All children’ parents provided the informed consent.

Conflicts of Interest

The authors declare that there are no conflicts of interest regarding the publication of this article.

Authors’ Contributions

In this work, Shuaicheng Li and Yuejie Zheng managed the project; Hongmei Wang performed sampling; Heping Wang, Qian Zhou, and Xin Feng conducted pathogen detection, sequencing, and analysing, respectively; Heping Wang, Yonghong Yang, and Wenkui Dai interpreted the result and written manuscript. Heping Wang, Wenkui Dai, and Xin Feng contributed equally.

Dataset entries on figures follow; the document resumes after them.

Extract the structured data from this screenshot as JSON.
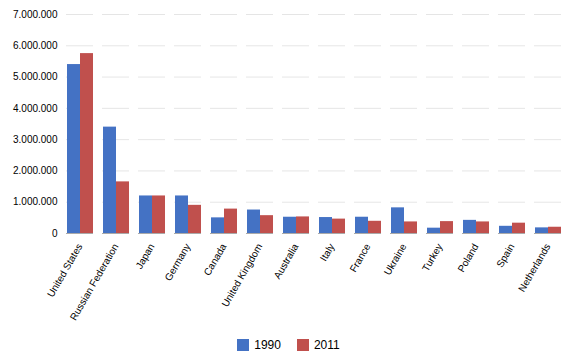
{
  "chart_data": {
    "type": "bar",
    "categories": [
      "United States",
      "Russian Federation",
      "Japan",
      "Germany",
      "Canada",
      "United Kingdom",
      "Australia",
      "Italy",
      "France",
      "Ukraine",
      "Turkey",
      "Poland",
      "Spain",
      "Netherlands"
    ],
    "series": [
      {
        "name": "1990",
        "color": "#4472c4",
        "values": [
          5400000,
          3400000,
          1200000,
          1200000,
          500000,
          750000,
          520000,
          510000,
          520000,
          820000,
          170000,
          420000,
          230000,
          180000
        ]
      },
      {
        "name": "2011",
        "color": "#c0504d",
        "values": [
          5750000,
          1650000,
          1200000,
          900000,
          780000,
          570000,
          530000,
          460000,
          390000,
          370000,
          380000,
          370000,
          330000,
          200000
        ]
      }
    ],
    "ylim": [
      0,
      7000000
    ],
    "yticks": [
      0,
      {
        "value": 1000000,
        "label": "1.000.000"
      },
      {
        "value": 2000000,
        "label": "2.000.000"
      },
      {
        "value": 3000000,
        "label": "3.000.000"
      },
      {
        "value": 4000000,
        "label": "4.000.000"
      },
      {
        "value": 5000000,
        "label": "5.000.000"
      },
      {
        "value": 6000000,
        "label": "6.000.000"
      },
      {
        "value": 7000000,
        "label": "7.000.000"
      }
    ],
    "grid": true,
    "legend": "bottom"
  }
}
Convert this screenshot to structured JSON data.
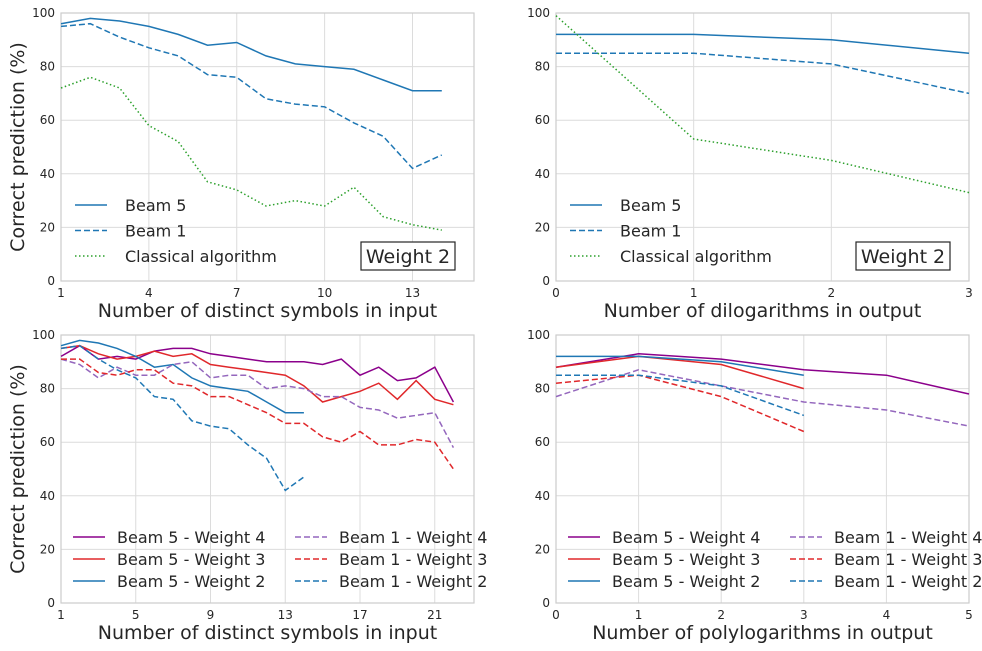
{
  "chart_data": [
    {
      "type": "line",
      "xlabel": "Number of distinct symbols in input",
      "ylabel": "Correct prediction (%)",
      "xlim": [
        1,
        15.1
      ],
      "ylim": [
        0,
        100
      ],
      "xticks": [
        1,
        4,
        7,
        10,
        13
      ],
      "yticks": [
        0,
        20,
        40,
        60,
        80,
        100
      ],
      "grid": true,
      "legend_placement": "lower-left",
      "legend_columns": 1,
      "annotation": "Weight 2",
      "series": [
        {
          "name": "Beam 5",
          "color": "#1f77b4",
          "style": "solid",
          "x": [
            1,
            2,
            3,
            4,
            5,
            6,
            7,
            8,
            9,
            10,
            11,
            12,
            13,
            14
          ],
          "y": [
            96,
            98,
            97,
            95,
            92,
            88,
            89,
            84,
            81,
            80,
            79,
            75,
            71,
            71
          ]
        },
        {
          "name": "Beam 1",
          "color": "#1f77b4",
          "style": "dashed",
          "x": [
            1,
            2,
            3,
            4,
            5,
            6,
            7,
            8,
            9,
            10,
            11,
            12,
            13,
            14
          ],
          "y": [
            95,
            96,
            91,
            87,
            84,
            77,
            76,
            68,
            66,
            65,
            59,
            54,
            42,
            47
          ]
        },
        {
          "name": "Classical algorithm",
          "color": "#2ca02c",
          "style": "dotted",
          "x": [
            1,
            2,
            3,
            4,
            5,
            6,
            7,
            8,
            9,
            10,
            11,
            12,
            13,
            14
          ],
          "y": [
            72,
            76,
            72,
            58,
            52,
            37,
            34,
            28,
            30,
            28,
            35,
            24,
            21,
            19
          ]
        }
      ]
    },
    {
      "type": "line",
      "xlabel": "Number of dilogarithms in output",
      "ylabel": "",
      "xlim": [
        0,
        3
      ],
      "ylim": [
        0,
        100
      ],
      "xticks": [
        0,
        1,
        2,
        3
      ],
      "yticks": [
        0,
        20,
        40,
        60,
        80,
        100
      ],
      "grid": true,
      "legend_placement": "lower-left",
      "legend_columns": 1,
      "annotation": "Weight 2",
      "series": [
        {
          "name": "Beam 5",
          "color": "#1f77b4",
          "style": "solid",
          "x": [
            0,
            1,
            2,
            3
          ],
          "y": [
            92,
            92,
            90,
            85
          ]
        },
        {
          "name": "Beam 1",
          "color": "#1f77b4",
          "style": "dashed",
          "x": [
            0,
            1,
            2,
            3
          ],
          "y": [
            85,
            85,
            81,
            70
          ]
        },
        {
          "name": "Classical algorithm",
          "color": "#2ca02c",
          "style": "dotted",
          "x": [
            0,
            1,
            2,
            3
          ],
          "y": [
            99,
            53,
            45,
            33
          ]
        }
      ]
    },
    {
      "type": "line",
      "xlabel": "Number of distinct symbols in input",
      "ylabel": "Correct prediction (%)",
      "xlim": [
        1,
        23.1
      ],
      "ylim": [
        0,
        100
      ],
      "xticks": [
        1,
        5,
        9,
        13,
        17,
        21
      ],
      "yticks": [
        0,
        20,
        40,
        60,
        80,
        100
      ],
      "grid": true,
      "legend_placement": "lower-center",
      "legend_columns": 2,
      "annotation": "",
      "series": [
        {
          "name": "Beam 5 - Weight 4",
          "color": "#8b008b",
          "style": "solid",
          "x": [
            1,
            2,
            3,
            4,
            5,
            6,
            7,
            8,
            9,
            10,
            11,
            12,
            13,
            14,
            15,
            16,
            17,
            18,
            19,
            20,
            21,
            22
          ],
          "y": [
            92,
            96,
            91,
            92,
            91,
            94,
            95,
            95,
            93,
            92,
            91,
            90,
            90,
            90,
            89,
            91,
            85,
            88,
            83,
            84,
            88,
            75
          ]
        },
        {
          "name": "Beam 5 - Weight 3",
          "color": "#e0282b",
          "style": "solid",
          "x": [
            1,
            2,
            3,
            4,
            5,
            6,
            7,
            8,
            9,
            10,
            11,
            12,
            13,
            14,
            15,
            16,
            17,
            18,
            19,
            20,
            21,
            22
          ],
          "y": [
            95,
            96,
            93,
            91,
            92,
            94,
            92,
            93,
            89,
            88,
            87,
            86,
            85,
            81,
            75,
            77,
            79,
            82,
            76,
            83,
            76,
            74
          ]
        },
        {
          "name": "Beam 5 - Weight 2",
          "color": "#1f77b4",
          "style": "solid",
          "x": [
            1,
            2,
            3,
            4,
            5,
            6,
            7,
            8,
            9,
            10,
            11,
            12,
            13,
            14
          ],
          "y": [
            96,
            98,
            97,
            95,
            92,
            88,
            89,
            84,
            81,
            80,
            79,
            75,
            71,
            71
          ]
        },
        {
          "name": "Beam 1 - Weight 4",
          "color": "#9467bd",
          "style": "dashed",
          "x": [
            1,
            2,
            3,
            4,
            5,
            6,
            7,
            8,
            9,
            10,
            11,
            12,
            13,
            14,
            15,
            16,
            17,
            18,
            19,
            20,
            21,
            22
          ],
          "y": [
            91,
            89,
            84,
            88,
            85,
            85,
            89,
            90,
            84,
            85,
            85,
            80,
            81,
            80,
            77,
            77,
            73,
            72,
            69,
            70,
            71,
            58
          ]
        },
        {
          "name": "Beam 1 - Weight 3",
          "color": "#e0282b",
          "style": "dashed",
          "x": [
            1,
            2,
            3,
            4,
            5,
            6,
            7,
            8,
            9,
            10,
            11,
            12,
            13,
            14,
            15,
            16,
            17,
            18,
            19,
            20,
            21,
            22
          ],
          "y": [
            91,
            91,
            86,
            85,
            87,
            87,
            82,
            81,
            77,
            77,
            74,
            71,
            67,
            67,
            62,
            60,
            64,
            59,
            59,
            61,
            60,
            50
          ]
        },
        {
          "name": "Beam 1 - Weight 2",
          "color": "#1f77b4",
          "style": "dashed",
          "x": [
            1,
            2,
            3,
            4,
            5,
            6,
            7,
            8,
            9,
            10,
            11,
            12,
            13,
            14
          ],
          "y": [
            95,
            96,
            91,
            87,
            84,
            77,
            76,
            68,
            66,
            65,
            59,
            54,
            42,
            47
          ]
        }
      ]
    },
    {
      "type": "line",
      "xlabel": "Number of polylogarithms in output",
      "ylabel": "",
      "xlim": [
        0,
        5
      ],
      "ylim": [
        0,
        100
      ],
      "xticks": [
        0,
        1,
        2,
        3,
        4,
        5
      ],
      "yticks": [
        0,
        20,
        40,
        60,
        80,
        100
      ],
      "grid": true,
      "legend_placement": "lower-center",
      "legend_columns": 2,
      "annotation": "",
      "series": [
        {
          "name": "Beam 5 - Weight 4",
          "color": "#8b008b",
          "style": "solid",
          "x": [
            0,
            1,
            2,
            3,
            4,
            5
          ],
          "y": [
            88,
            93,
            91,
            87,
            85,
            78
          ]
        },
        {
          "name": "Beam 5 - Weight 3",
          "color": "#e0282b",
          "style": "solid",
          "x": [
            0,
            1,
            2,
            3
          ],
          "y": [
            88,
            92,
            89,
            80
          ]
        },
        {
          "name": "Beam 5 - Weight 2",
          "color": "#1f77b4",
          "style": "solid",
          "x": [
            0,
            1,
            2,
            3
          ],
          "y": [
            92,
            92,
            90,
            85
          ]
        },
        {
          "name": "Beam 1 - Weight 4",
          "color": "#9467bd",
          "style": "dashed",
          "x": [
            0,
            1,
            2,
            3,
            4,
            5
          ],
          "y": [
            77,
            87,
            81,
            75,
            72,
            66
          ]
        },
        {
          "name": "Beam 1 - Weight 3",
          "color": "#e0282b",
          "style": "dashed",
          "x": [
            0,
            1,
            2,
            3
          ],
          "y": [
            82,
            85,
            77,
            64
          ]
        },
        {
          "name": "Beam 1 - Weight 2",
          "color": "#1f77b4",
          "style": "dashed",
          "x": [
            0,
            1,
            2,
            3
          ],
          "y": [
            85,
            85,
            81,
            70
          ]
        }
      ]
    }
  ]
}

This work was supported by Guangdong Medical Research Fund A2016501; Sanming Project of Medicine in Shenzhen SZSM201512030; Shenzhen Public Service Platform for Clinical Drug Trials 20151964; and Shenzhen Science and Technology Project JCYJ20170303155012371. The authors thank Mr. Xiaofeng Lin from EasyPub for polishing revised manuscript. They also thank the staffs of WeHealthGene whose names are not included in the author list, but who contributed to the project.

Supplementary Materials

Supplementary 1. Supplementary Tables. Table S1: sample information; Table S2: confounder analysis; Table S3: intergroup comparison at phylum level: NP-OP, ANs-OP, and ANs-NP; Table S4: intergroup comparison of dominant genera: NP-OP, ANs-OP, and ANs-NP; Table S5: comparison of dominant genera in OP among different ages.

Supplementary 2. Supplementary Figure 1: rarefaction curve of the OTU number to the tag number. All samples’ rarefaction curve reached plateau, which demonstrates that the data is enough for further analysis. The X-coordinate represents the selected tags, and the Y-coordinate stands for the relative OTU number.

Supplementary 3. Supplementary Figure 2: dissimilarity of bacterial community in ANs-NP and ANs-OP. The X-coordinate represents the 4 subgroups with different ages, and Y-coordinate stands for the dissimilarity of bacterial community. represents p-value ⩽ 0.001.